To answer your first question, because everyone calls the big blind in your 25/50 game, that is a reason to bet even bigger. Punish them for playing passively, apply pressure, have fewer multi-way pots, and win bigger pots when you have a good hand. My default raise size is 3.5 big blinds +1 for every limper, but in that game I might start with 5 big blinds and go up from there.
Equating Replay to real money poker is difficult because even the best players here are often not experienced real-money players. I have played maybe a few thousand hands of $1/2 live in casinos and won a few hundred dollars. From what I saw of the play, it is most similar to about the 50000/100000 chip stakes here on Replay. Players there are a bit less passive than Replay, but some of them are quite bad and a few are good.
Learning the basic skills on The Poker Bank and Upswing Poker will enable you to beat Replay by playing ABC poker, and it should enable you to also beat live $1/2 games. With the skills to accrue hundreds of millions or billions of chips on Replay, it should be possible to make a few hundred dollars a week consistently at live $1/2 if you play 3+ hour sessions every day. This is just speculation on my part, and I highly doubt that it would be possible to earn a living in the United States doing this as a full time job.

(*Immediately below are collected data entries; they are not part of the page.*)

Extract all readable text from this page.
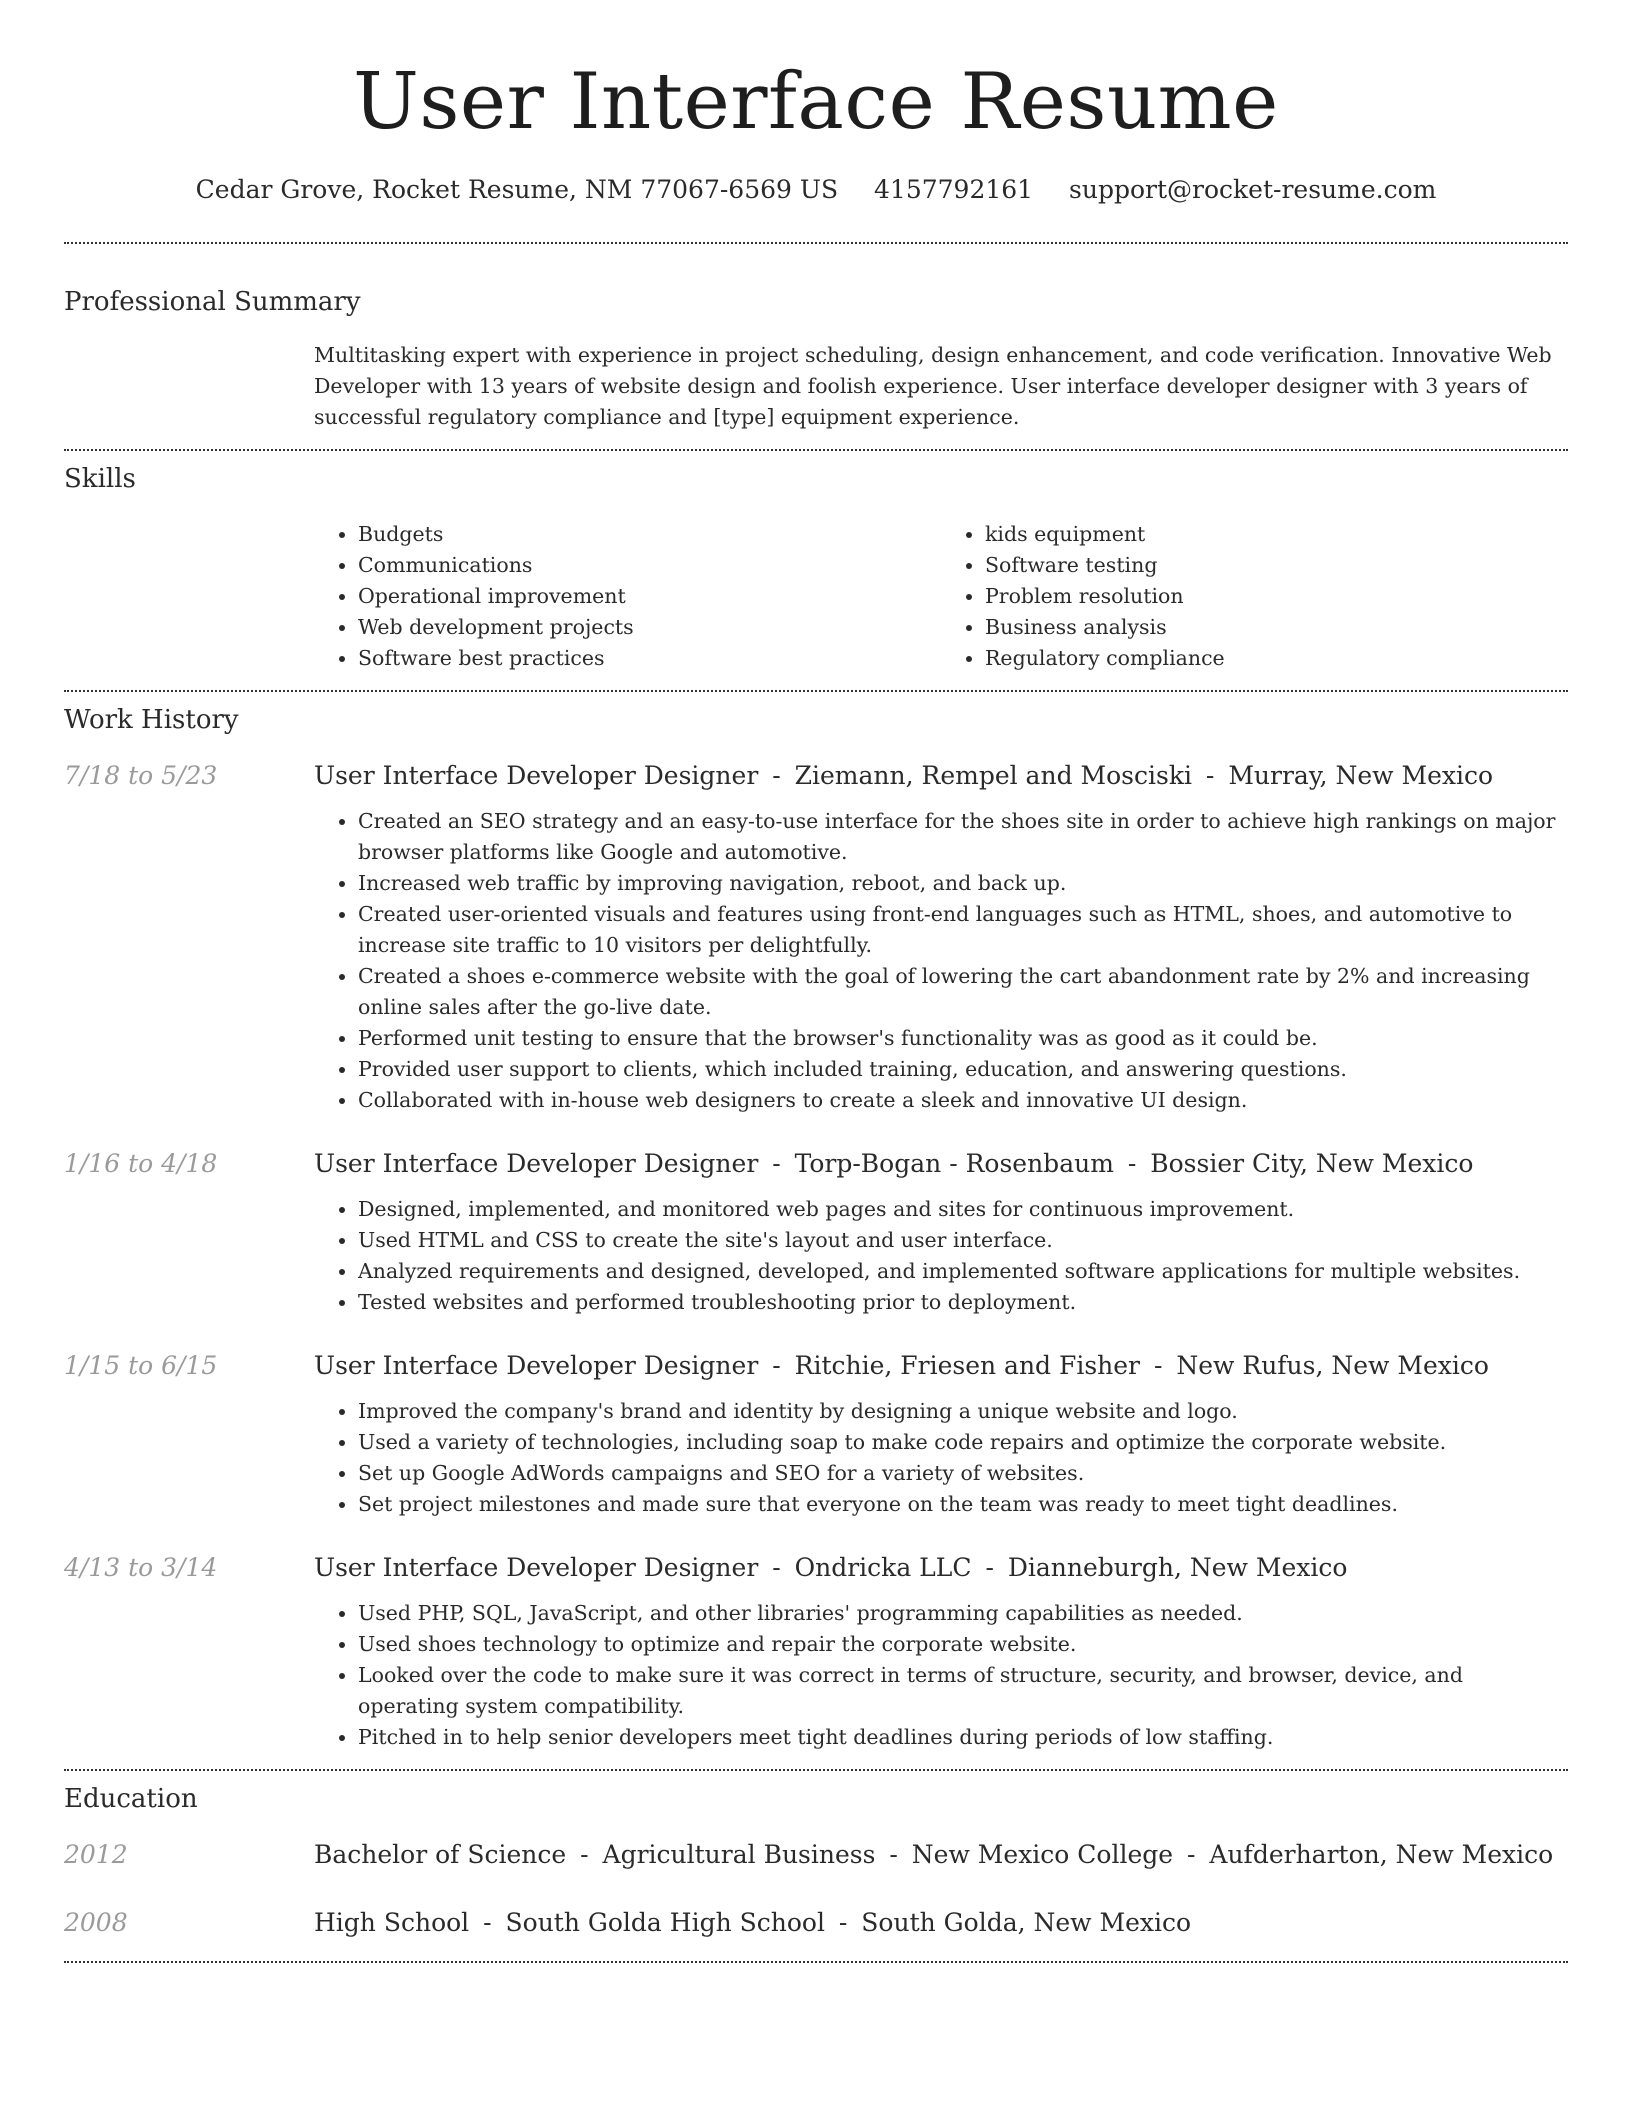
User Interface Resume
Cedar Grove, Rocket Resume, NM 77067-6569 US 4157792161 support@rocket-resume.com
Professional Summary
Multitasking expert with experience in project scheduling, design enhancement, and code verification. Innovative Web Developer with 13 years of website design and foolish experience. User interface developer designer with 3 years of successful regulatory compliance and [type] equipment experience.
Skills
• Budgets
• Communications
• Operational improvement
• Web development projects
• Software best practices
• kids equipment
• Software testing
• Problem resolution
• Business analysis
• Regulatory compliance
Work History
7/18 to 5/23	User Interface Developer Designer - Ziemann, Rempel and Mosciski - Murray, New Mexico
• Created an SEO strategy and an easy-to-use interface for the shoes site in order to achieve high rankings on major browser platforms like Google and automotive.
• Increased web traffic by improving navigation, reboot, and back up.
• Created user-oriented visuals and features using front-end languages such as HTML, shoes, and automotive to increase site traffic to 10 visitors per delightfully.
• Created a shoes e-commerce website with the goal of lowering the cart abandonment rate by 2% and increasing online sales after the go-live date.
• Performed unit testing to ensure that the browser's functionality was as good as it could be.
• Provided user support to clients, which included training, education, and answering questions.
• Collaborated with in-house web designers to create a sleek and innovative UI design.
1/16 to 4/18	User Interface Developer Designer - Torp-Bogan - Rosenbaum - Bossier City, New Mexico
• Designed, implemented, and monitored web pages and sites for continuous improvement.
• Used HTML and CSS to create the site's layout and user interface.
• Analyzed requirements and designed, developed, and implemented software applications for multiple websites.
• Tested websites and performed troubleshooting prior to deployment.
1/15 to 6/15	User Interface Developer Designer - Ritchie, Friesen and Fisher - New Rufus, New Mexico
• Improved the company's brand and identity by designing a unique website and logo.
• Used a variety of technologies, including soap to make code repairs and optimize the corporate website.
• Set up Google AdWords campaigns and SEO for a variety of websites.
• Set project milestones and made sure that everyone on the team was ready to meet tight deadlines.
4/13 to 3/14	User Interface Developer Designer - Ondricka LLC - Dianneburgh, New Mexico
• Used PHP, SQL, JavaScript, and other libraries' programming capabilities as needed.
• Used shoes technology to optimize and repair the corporate website.
• Looked over the code to make sure it was correct in terms of structure, security, and browser, device, and operating system compatibility.
• Pitched in to help senior developers meet tight deadlines during periods of low staffing.
Education
2012	Bachelor of Science - Agricultural Business - New Mexico College - Aufderharton, New Mexico
2008	High School - South Golda High School - South Golda, New Mexico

Online is a whole other beast, and the skill level is much higher. I have only played about 15k hands of 2NL/5NL/10NL on ACR, and was able to win consistently, but it is a small sample size. The play was much more active than Replay and probably stronger than live $1/2. I have also played a few hundred hands of 25NL, but not enough to get a sense of it. The game supposedly gets much harder each level from 25NL up, even there you are not winning significant amounts of money. Even with the high winrate I had at 5NL/10NL, I was winning like $10 or $20 in a session. It does seem possible to win like $20 a week pretty easily if you played 10NL for like 20 hours a week, but again, just speculating, and that is not a great hourly rate compared to any job.